Les lobbies du lait promotionnent l’augmentation de la consommation de lait pour les populations asiatiques afin de lutter contre l’ostéoporose et les fractures des personnes âgées.
cf https://www.produits-laitiers.com/ ou https://www.plaisirslaitiers.ca/
Par exemple, le marché des yaourts et des fromages est en pleine expansion en Chine au grand bénéfice de Danone et autres.
Les allergies et intolérances vont donc se multiplier en Asie…
L’explication fournie ici semble extrêmement étoffée scientifiquement.

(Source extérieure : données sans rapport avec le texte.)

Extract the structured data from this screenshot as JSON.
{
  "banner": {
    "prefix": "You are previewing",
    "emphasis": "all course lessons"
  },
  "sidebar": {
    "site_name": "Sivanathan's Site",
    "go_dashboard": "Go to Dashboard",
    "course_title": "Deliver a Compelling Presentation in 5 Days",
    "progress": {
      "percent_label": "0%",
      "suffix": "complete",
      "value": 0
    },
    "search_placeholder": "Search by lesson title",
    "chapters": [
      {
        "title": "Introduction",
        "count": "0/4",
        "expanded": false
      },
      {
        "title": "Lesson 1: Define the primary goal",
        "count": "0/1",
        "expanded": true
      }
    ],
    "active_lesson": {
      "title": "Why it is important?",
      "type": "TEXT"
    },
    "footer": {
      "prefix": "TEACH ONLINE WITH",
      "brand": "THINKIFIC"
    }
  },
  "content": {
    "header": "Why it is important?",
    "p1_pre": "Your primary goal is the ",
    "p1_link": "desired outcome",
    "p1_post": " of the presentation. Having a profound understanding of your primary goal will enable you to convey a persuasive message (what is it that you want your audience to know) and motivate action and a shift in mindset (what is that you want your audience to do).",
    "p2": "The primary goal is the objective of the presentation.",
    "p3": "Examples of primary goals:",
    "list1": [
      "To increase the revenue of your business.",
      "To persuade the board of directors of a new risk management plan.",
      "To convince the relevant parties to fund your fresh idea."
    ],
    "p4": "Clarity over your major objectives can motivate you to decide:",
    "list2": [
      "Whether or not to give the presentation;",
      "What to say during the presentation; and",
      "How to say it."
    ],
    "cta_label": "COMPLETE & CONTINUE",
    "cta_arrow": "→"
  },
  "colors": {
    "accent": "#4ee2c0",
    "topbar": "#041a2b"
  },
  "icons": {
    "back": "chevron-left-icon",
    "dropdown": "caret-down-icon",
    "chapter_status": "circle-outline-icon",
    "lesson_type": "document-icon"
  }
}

En revanche, il apparaît totalement inexplicable que LA TOTALITÉ des asiatiques (pure souche) soient intolérants au lactose. Ma conjointe est philippine de campagne reculée et ancestrale, extrêmement loin des villes et n’a quitté l’Asie qu’assez récemment vers l’âge de 30 ans, or elle n’a eu aucune difficulté particulière à ingérer lait et fromage (et même à y prendre goût quasi immédiatement dans le cas par exemple de l’Emmenthal). L’explication est sans doute donc aussi à trouver ailleurs. Si la majorité des asiatiques, dans leurs mœurs culinaires (par exemple au Vietnam) ne prisent pas les produits laitiers (pour les raisons données ici, ou même pour des raisons culturelles), l’élevage industrialisé des vaches en fermes deviendrait, par le fait même, non rentable.